Willing Slaves: How the Overwork Culture is Ruling Our Lives. Madeleine Bunting
Чтение книги онлайн.
Читать онлайн книгу Willing Slaves: How the Overwork Culture is Ruling Our Lives - Madeleine Bunting страница 6
At least Tony is paid for his overtime. As a team leader on a car-plant assembly line in the Midlands, Tony often ends up doing a sixty-hour week. He’s well paid for it, he admits, but he’s increasingly resentful of how the company expects him to be totally available. Overtime can be called as late as 2.44 p.m. in the day, so it’s impossible to make any plans to pick up his daughter from school. Nor is there any choice about doing the overtime. Although the contractual hours are only thirty-nine per week, the overtime is compulsory, and the company can ask for as many as four and a half hours’ overtime a day. The company accommodates the usual peaks and troughs of manufacturing by demanding overtime from the slimmed-down workforce. If demand is particularly high, ‘production Saturdays’ can be imposed, when the entire workforce has to work a Saturday shift. Tony had had three production Saturdays in a row in the weeks before our interview.
‘In the last ten days I’ve done twenty-seven hours overtime, with weekend shifts every weekend. I had to sign the waiver on the Working Time Regulations. I had no choice – if I didn’t they would have given me a rubbish job, one of those nobody wants, and I would still have had to do some overtime anyway. Two men did refuse to sign the waiver on the Working Time Regulations and they got moved. I want a better balance. I don’t mind some overtime, but not as much as this. I don’t want the money. I suppose I’m being bullied.’

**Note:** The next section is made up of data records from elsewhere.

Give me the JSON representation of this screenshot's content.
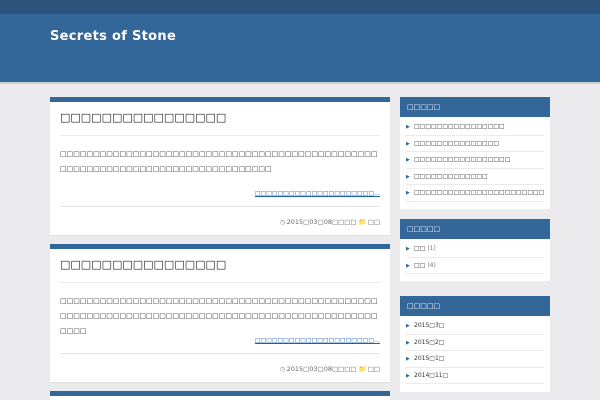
{
  "site": {
    "title": "Secrets of Stone"
  },
  "posts": [
    {
      "title": "□□□□□□□□□□□□□□□□",
      "excerpt": "□□□□□□□□□□□□□□□□□□□□□□□□□□□□□□□□□□□□□□□□□□□□□□□□□□□□□□□□□□□□□□□□□□□□□□□□□□□□□□□□",
      "more": "□□□□□□□□□□□□□□□□□□□□□…",
      "date": "2015□03□08□□□□",
      "category": "□□"
    },
    {
      "title": "□□□□□□□□□□□□□□□□",
      "excerpt": "□□□□□□□□□□□□□□□□□□□□□□□□□□□□□□□□□□□□□□□□□□□□□□□□□□□□□□□□□□□□□□□□□□□□□□□□□□□□□□□□□□□□□□□□□□□□□□□□□□□□",
      "more": "□□□□□□□□□□□□□□□□□□□□□…",
      "date": "2015□03□08□□□□",
      "category": "□□"
    }
  ],
  "sidebar": {
    "recent": {
      "title": "□□□□□",
      "items": [
        "□□□□□□□□□□□□□□□□",
        "□□□□□□□□□□□□□□□",
        "□□□□□□□□□□□□□□□□□",
        "□□□□□□□□□□□□□",
        "□□□□□□□□□□□□□□□□□□□□□□□□□"
      ]
    },
    "categories": {
      "title": "□□□□□",
      "items": [
        {
          "label": "□□",
          "count": "(1)"
        },
        {
          "label": "□□",
          "count": "(4)"
        }
      ]
    },
    "archives": {
      "title": "□□□□□",
      "items": [
        "2015□3□",
        "2015□2□",
        "2015□1□",
        "2014□11□"
      ]
    }
  },
  "icons": {
    "clock": "clock-icon",
    "folder": "folder-icon",
    "bullet": "triangle-right-icon"
  },
  "colors": {
    "accent": "#336699",
    "header_top": "#2b527a",
    "background": "#ebebed",
    "link": "#1a5fa8"
  }
}
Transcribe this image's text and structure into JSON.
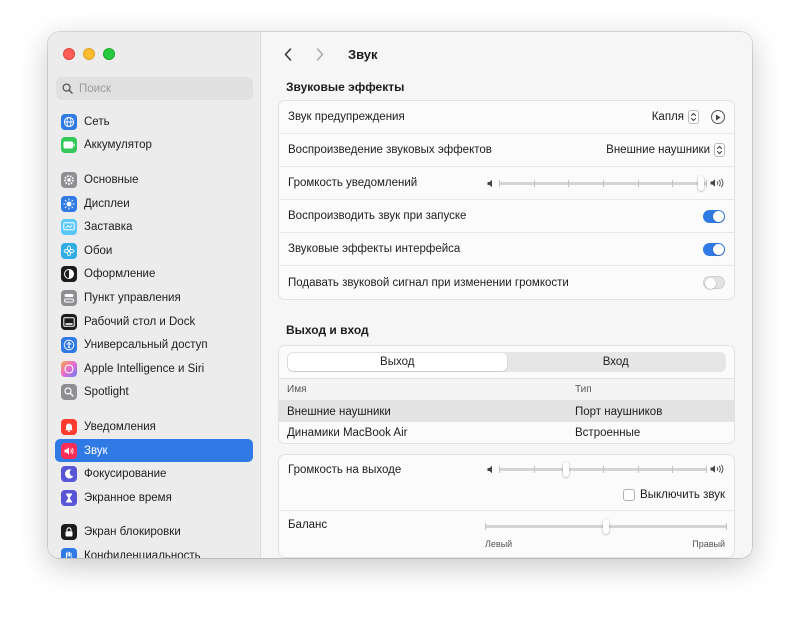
{
  "sidebar": {
    "search_placeholder": "Поиск",
    "items": [
      {
        "label": "Сеть",
        "icon": "globe-icon",
        "color": "#2f7ae5"
      },
      {
        "label": "Аккумулятор",
        "icon": "battery-icon",
        "color": "#34c759"
      },
      {
        "label": "Основные",
        "icon": "gear-icon",
        "color": "#8e8e93"
      },
      {
        "label": "Дисплеи",
        "icon": "sun-icon",
        "color": "#2f7ae5"
      },
      {
        "label": "Заставка",
        "icon": "screensaver-icon",
        "color": "#5ac8fa"
      },
      {
        "label": "Обои",
        "icon": "flower-icon",
        "color": "#32ade6"
      },
      {
        "label": "Оформление",
        "icon": "appearance-icon",
        "color": "#1c1c1e"
      },
      {
        "label": "Пункт управления",
        "icon": "control-center-icon",
        "color": "#8e8e93"
      },
      {
        "label": "Рабочий стол и Dock",
        "icon": "dock-icon",
        "color": "#1c1c1e"
      },
      {
        "label": "Универсальный доступ",
        "icon": "accessibility-icon",
        "color": "#2f7ae5"
      },
      {
        "label": "Apple Intelligence и Siri",
        "icon": "siri-icon",
        "color": "#e86bd0"
      },
      {
        "label": "Spotlight",
        "icon": "spotlight-icon",
        "color": "#8e8e93"
      },
      {
        "label": "Уведомления",
        "icon": "bell-icon",
        "color": "#ff3b30"
      },
      {
        "label": "Звук",
        "icon": "speaker-icon",
        "color": "#ff2d55"
      },
      {
        "label": "Фокусирование",
        "icon": "moon-icon",
        "color": "#5856d6"
      },
      {
        "label": "Экранное время",
        "icon": "hourglass-icon",
        "color": "#5856d6"
      },
      {
        "label": "Экран блокировки",
        "icon": "lock-icon",
        "color": "#1c1c1e"
      },
      {
        "label": "Конфиденциальность",
        "icon": "hand-icon",
        "color": "#2f7ae5"
      }
    ]
  },
  "header": {
    "title": "Звук"
  },
  "effects": {
    "title": "Звуковые эффекты",
    "alert_sound_label": "Звук предупреждения",
    "alert_sound_value": "Капля",
    "play_effects_label": "Воспроизведение звуковых эффектов",
    "play_effects_value": "Внешние наушники",
    "alert_volume_label": "Громкость уведомлений",
    "alert_volume_level": 0.97,
    "startup_label": "Воспроизводить звук при запуске",
    "startup_on": true,
    "ui_effects_label": "Звуковые эффекты интерфейса",
    "ui_effects_on": true,
    "volume_feedback_label": "Подавать звуковой сигнал при изменении громкости",
    "volume_feedback_on": false
  },
  "io": {
    "title": "Выход и вход",
    "tabs": [
      "Выход",
      "Вход"
    ],
    "active_tab": 0,
    "columns": {
      "name": "Имя",
      "type": "Тип"
    },
    "devices": [
      {
        "name": "Внешние наушники",
        "type": "Порт наушников",
        "selected": true
      },
      {
        "name": "Динамики MacBook Air",
        "type": "Встроенные",
        "selected": false
      }
    ],
    "output_volume_label": "Громкость на выходе",
    "output_volume_level": 0.32,
    "mute_label": "Выключить звук",
    "mute_checked": false,
    "balance_label": "Баланс",
    "balance_level": 0.5,
    "balance_left": "Левый",
    "balance_right": "Правый"
  }
}
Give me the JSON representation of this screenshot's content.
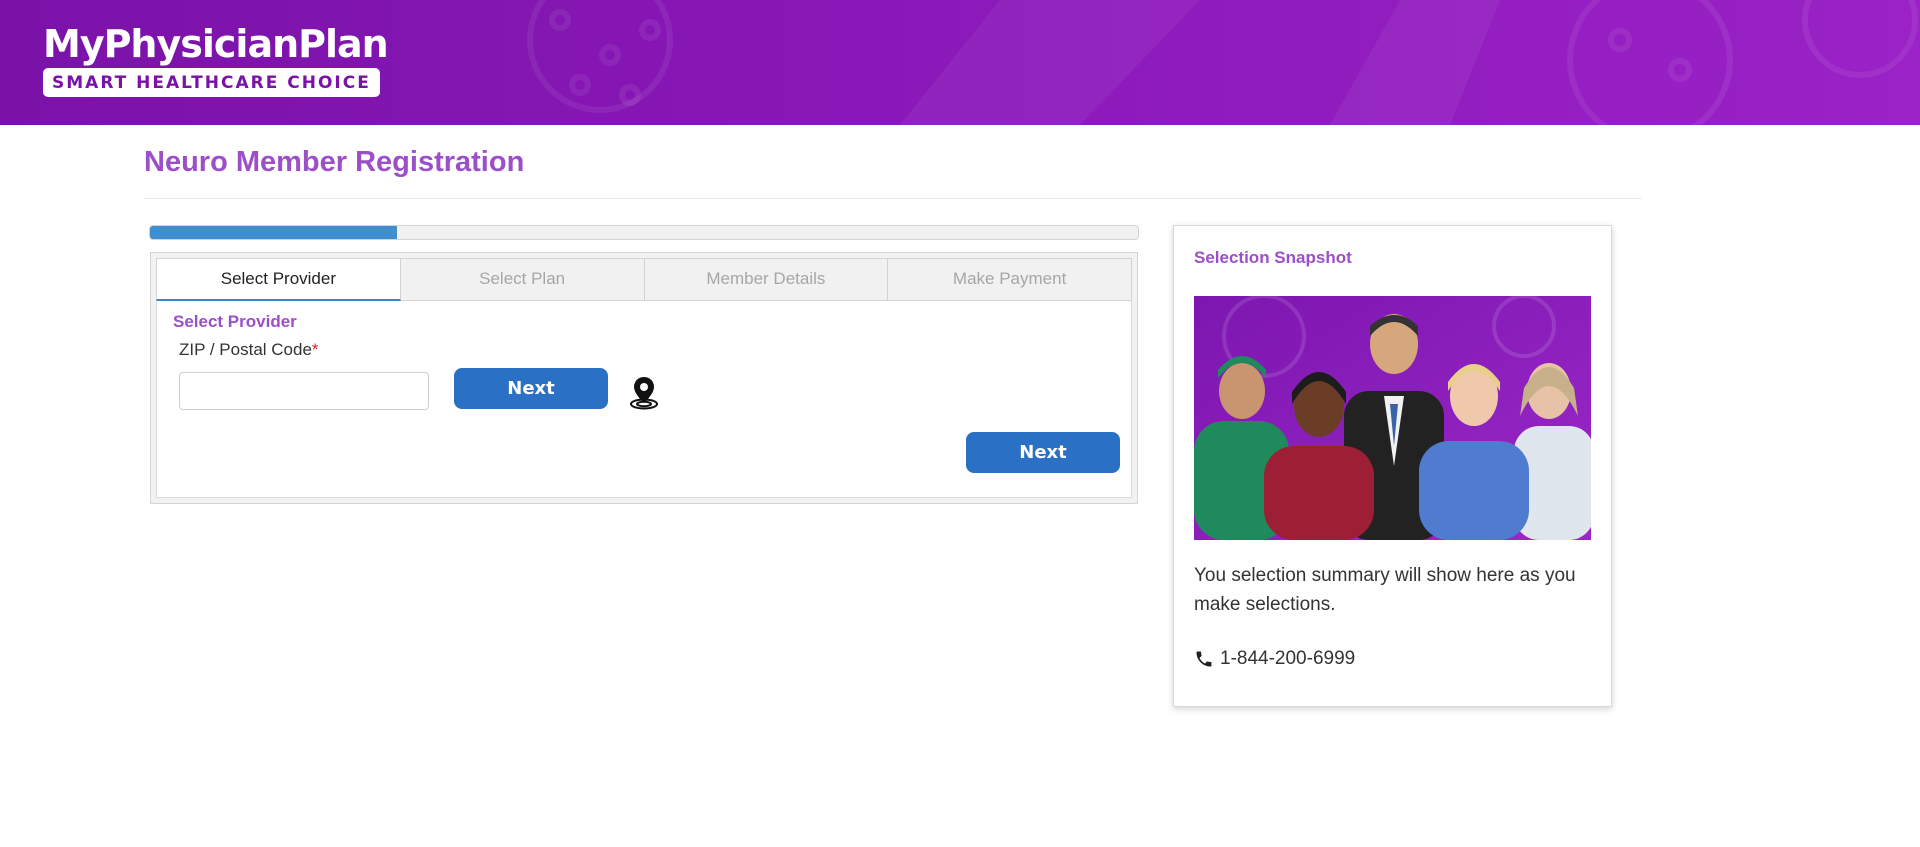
{
  "header": {
    "logo_title": "MyPhysicianPlan",
    "logo_tagline": "SMART HEALTHCARE CHOICE",
    "background_color": "#8a18b8"
  },
  "page": {
    "title": "Neuro Member Registration"
  },
  "progress": {
    "fraction": 0.25,
    "color": "#3f8fd0"
  },
  "wizard": {
    "tabs": [
      {
        "label": "Select Provider",
        "active": true
      },
      {
        "label": "Select Plan",
        "active": false
      },
      {
        "label": "Member Details",
        "active": false
      },
      {
        "label": "Make Payment",
        "active": false
      }
    ],
    "section_label": "Select Provider",
    "zip_field": {
      "label": "ZIP / Postal Code",
      "required_marker": "*",
      "value": "",
      "placeholder": ""
    },
    "zip_next_label": "Next",
    "geo_icon": "map-pin-location-icon",
    "next_label": "Next"
  },
  "snapshot": {
    "title": "Selection Snapshot",
    "image": "healthcare-workers-group-photo",
    "summary_text": "You selection summary will show here as you make selections.",
    "phone_icon": "phone-icon",
    "phone": "1-844-200-6999"
  },
  "colors": {
    "accent_purple": "#9b4fc9",
    "button_blue": "#2a71c6",
    "required_red": "#d9232e"
  }
}
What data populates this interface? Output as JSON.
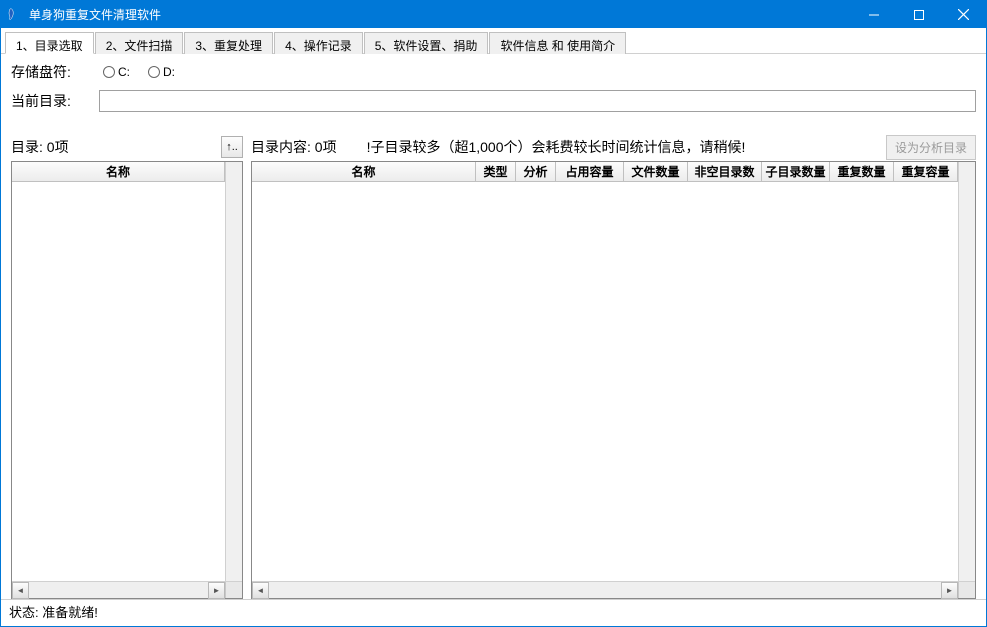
{
  "window": {
    "title": "单身狗重复文件清理软件"
  },
  "tabs": [
    {
      "label": "1、目录选取",
      "active": true
    },
    {
      "label": "2、文件扫描",
      "active": false
    },
    {
      "label": "3、重复处理",
      "active": false
    },
    {
      "label": "4、操作记录",
      "active": false
    },
    {
      "label": "5、软件设置、捐助",
      "active": false
    },
    {
      "label": "软件信息 和 使用简介",
      "active": false
    }
  ],
  "drive": {
    "label": "存储盘符:",
    "options": [
      "C:",
      "D:"
    ]
  },
  "currentDir": {
    "label": "当前目录:",
    "value": ""
  },
  "leftPane": {
    "header": "目录: 0项",
    "upBtn": "↑..",
    "columns": [
      "名称"
    ]
  },
  "rightPane": {
    "header": "目录内容: 0项",
    "info": "!子目录较多（超1,000个）会耗费较长时间统计信息，请稍候!",
    "analyzeBtn": "设为分析目录",
    "columns": [
      "名称",
      "类型",
      "分析",
      "占用容量",
      "文件数量",
      "非空目录数",
      "子目录数量",
      "重复数量",
      "重复容量"
    ]
  },
  "statusbar": {
    "text": "状态: 准备就绪!"
  }
}
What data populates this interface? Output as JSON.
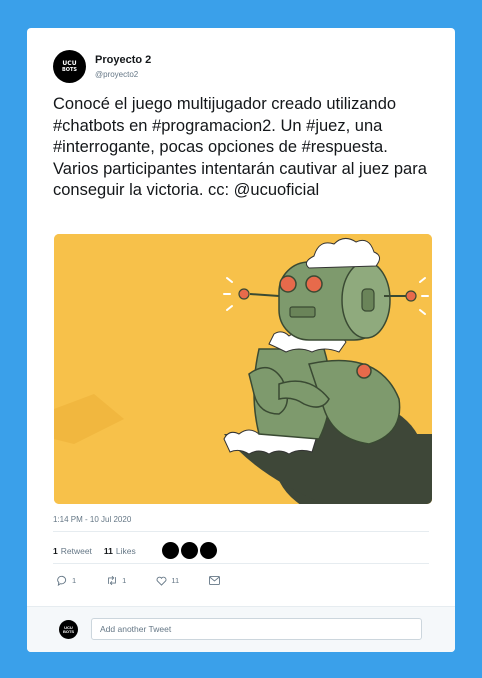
{
  "tweet": {
    "display_name": "Proyecto 2",
    "handle": "@proyecto2",
    "avatar_text_1": "UCU",
    "avatar_text_2": "BOTS",
    "text": "Conocé el juego multijugador creado utilizando #chatbots en #programacion2. Un #juez, una #interrogante, pocas opciones de #respuesta. Varios participantes intentarán cautivar al juez para conseguir la victoria. cc: @ucuoficial",
    "timestamp": "1:14 PM - 10 Jul 2020",
    "retweets_count": "1",
    "retweets_label": "Retweet",
    "likes_count": "11",
    "likes_label": "Likes"
  },
  "actions": {
    "reply_count": "1",
    "retweet_count": "1",
    "like_count": "11"
  },
  "reply": {
    "placeholder": "Add another Tweet"
  },
  "colors": {
    "background": "#3aa0ea",
    "media_background": "#f7c14a",
    "robot_green": "#7e9a6d"
  }
}
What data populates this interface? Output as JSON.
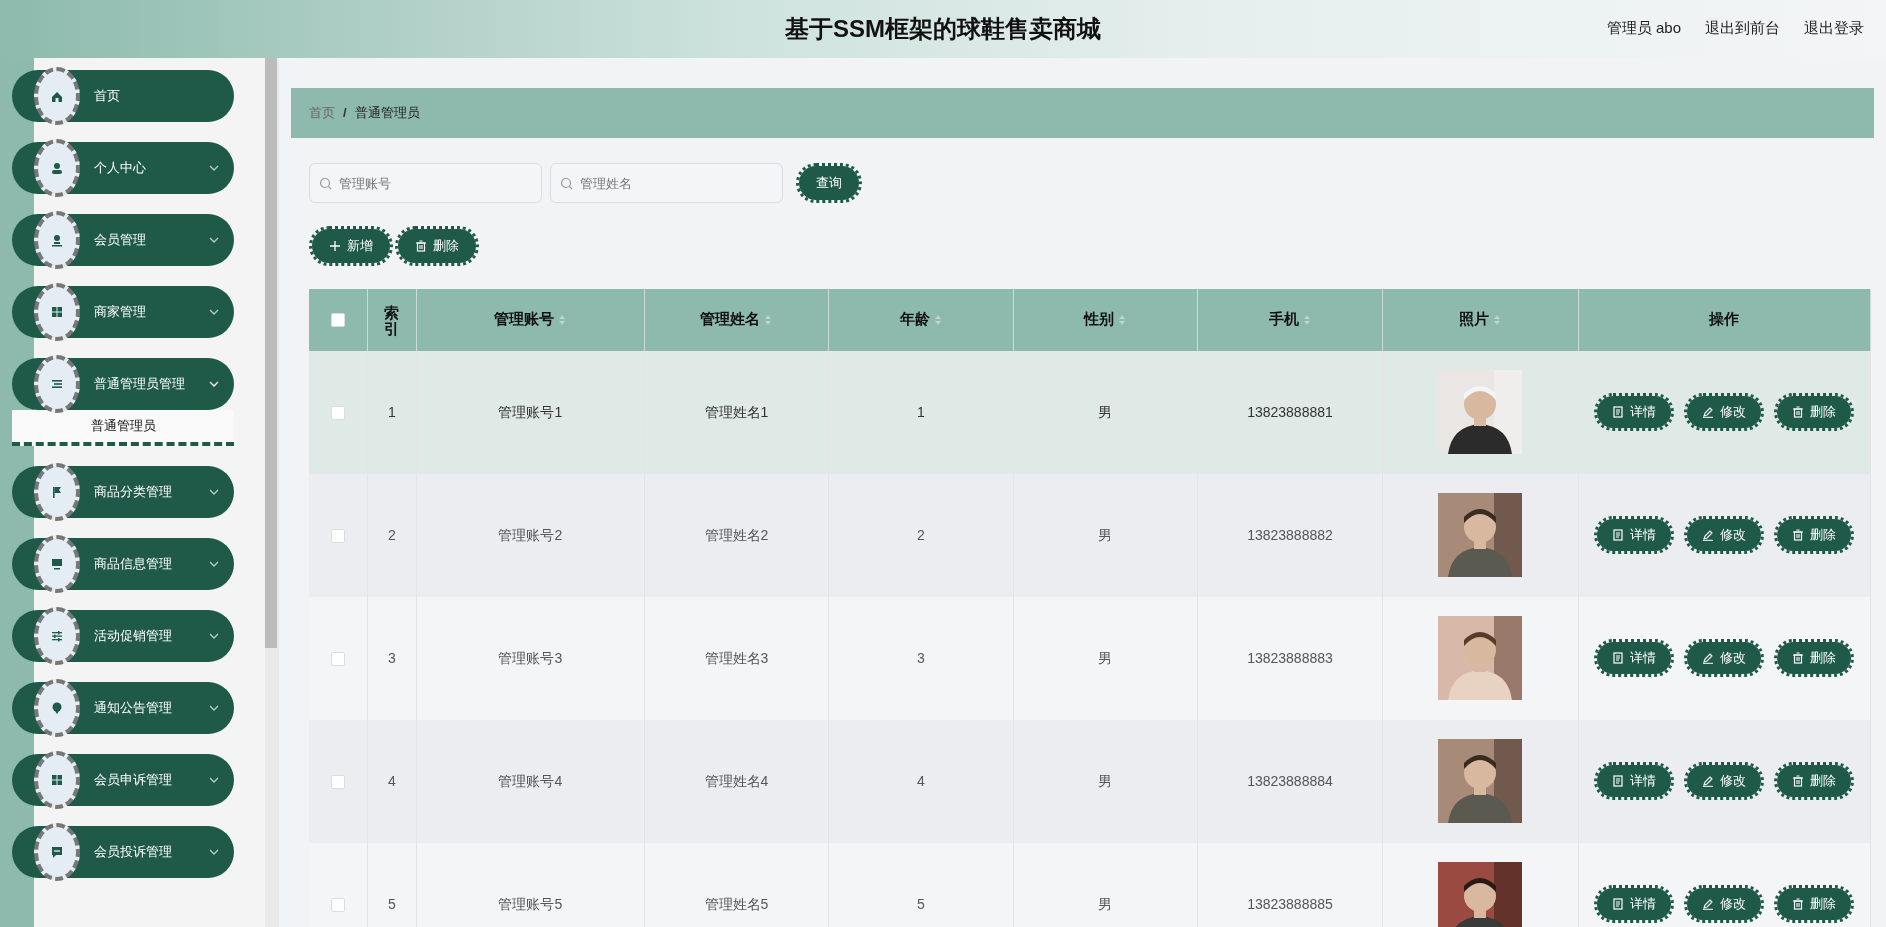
{
  "header": {
    "title": "基于SSM框架的球鞋售卖商城",
    "links": [
      "管理员 abo",
      "退出到前台",
      "退出登录"
    ]
  },
  "sidebar": {
    "items": [
      {
        "label": "首页"
      },
      {
        "label": "个人中心",
        "expanded": false
      },
      {
        "label": "会员管理",
        "expanded": false
      },
      {
        "label": "商家管理",
        "expanded": false
      },
      {
        "label": "普通管理员管理",
        "expanded": true,
        "children": [
          {
            "label": "普通管理员",
            "selected": true
          }
        ]
      },
      {
        "label": "商品分类管理",
        "expanded": false
      },
      {
        "label": "商品信息管理",
        "expanded": false
      },
      {
        "label": "活动促销管理",
        "expanded": false
      },
      {
        "label": "通知公告管理",
        "expanded": false
      },
      {
        "label": "会员申诉管理",
        "expanded": false
      },
      {
        "label": "会员投诉管理",
        "expanded": false
      }
    ]
  },
  "breadcrumb": {
    "items": [
      "首页",
      "普通管理员"
    ],
    "separator": "/"
  },
  "search": {
    "fields": [
      {
        "placeholder": "管理账号"
      },
      {
        "placeholder": "管理姓名"
      }
    ],
    "button": "查询"
  },
  "actions": [
    "新增",
    "删除"
  ],
  "table": {
    "columns": [
      {
        "label": "索引",
        "sortable": false
      },
      {
        "label": "管理账号",
        "sortable": true
      },
      {
        "label": "管理姓名",
        "sortable": true
      },
      {
        "label": "年龄",
        "sortable": true
      },
      {
        "label": "性别",
        "sortable": true
      },
      {
        "label": "手机",
        "sortable": true
      },
      {
        "label": "照片",
        "sortable": true
      },
      {
        "label": "操作",
        "sortable": false
      }
    ],
    "header_checked": false,
    "rows": [
      {
        "index": "1",
        "account": "管理账号1",
        "name": "管理姓名1",
        "age": "1",
        "gender": "男",
        "phone": "13823888881",
        "checked": false,
        "hovered": true,
        "buttons": [
          "详情",
          "修改",
          "删除"
        ]
      },
      {
        "index": "2",
        "account": "管理账号2",
        "name": "管理姓名2",
        "age": "2",
        "gender": "男",
        "phone": "13823888882",
        "checked": false,
        "hovered": false,
        "buttons": [
          "详情",
          "修改",
          "删除"
        ]
      },
      {
        "index": "3",
        "account": "管理账号3",
        "name": "管理姓名3",
        "age": "3",
        "gender": "男",
        "phone": "13823888883",
        "checked": false,
        "hovered": false,
        "buttons": [
          "详情",
          "修改",
          "删除"
        ]
      },
      {
        "index": "4",
        "account": "管理账号4",
        "name": "管理姓名4",
        "age": "4",
        "gender": "男",
        "phone": "13823888884",
        "checked": false,
        "hovered": false,
        "buttons": [
          "详情",
          "修改",
          "删除"
        ]
      },
      {
        "index": "5",
        "account": "管理账号5",
        "name": "管理姓名5",
        "age": "5",
        "gender": "男",
        "phone": "13823888885",
        "checked": false,
        "hovered": false,
        "buttons": [
          "详情",
          "修改",
          "删除"
        ]
      }
    ]
  }
}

There was a period when there was no overtime, and Tony says morale was higher, everyone was more chatty and less tired, the quality of the work improved and productivity rose. The men were happier because their families weren’t getting at them. They’ve tried talking to the manager about it – Tony says he’s a nice guy – but he says there is nothing he can do; he’s working long hours too. ‘They just don’t take into account that people have lives. I can’t get to my daughter’s parents’ evenings or school plays because I can’t book the time off. I changed my job from being a lorry driver to have better hours, and now I’m back doing the same hours again.’
At this point Tony’s wife Linda breaks in. She’s very angry. ‘I’d like to take my daughter into the company so they could explain to us why they’re more important than we are. They say they’re a family firm, but they aren’t. It seems like we come second. If you work at the company, it has to come first. He’s out before seven in the morning and back at about 7.15 in the evening. He has a bath, has his tea and then sits down on the sofa and falls asleep. I can live with that in the week, but not when he gets up at 6 a.m. on Saturday and then spends Sunday sleeping because he’s so tired. It gets to the point that when he’s there, he’s not there because he’s that tired.’
They know of plenty of men at the company whose relationships and marriages have broken up. Tony and Linda can’t arrange to see friends, they can’t arrange to go out as a family. The only thing they all make a point of doing together is the family hobby of kick-boxing on a Sunday evening. ‘I had a day off and I took my daughter to the swimming pool,’ says Tony. ‘I bumped into a mate and we were talking and she interrupts and says, “It’s a rare day off for my dad, so don’t talk to him.”’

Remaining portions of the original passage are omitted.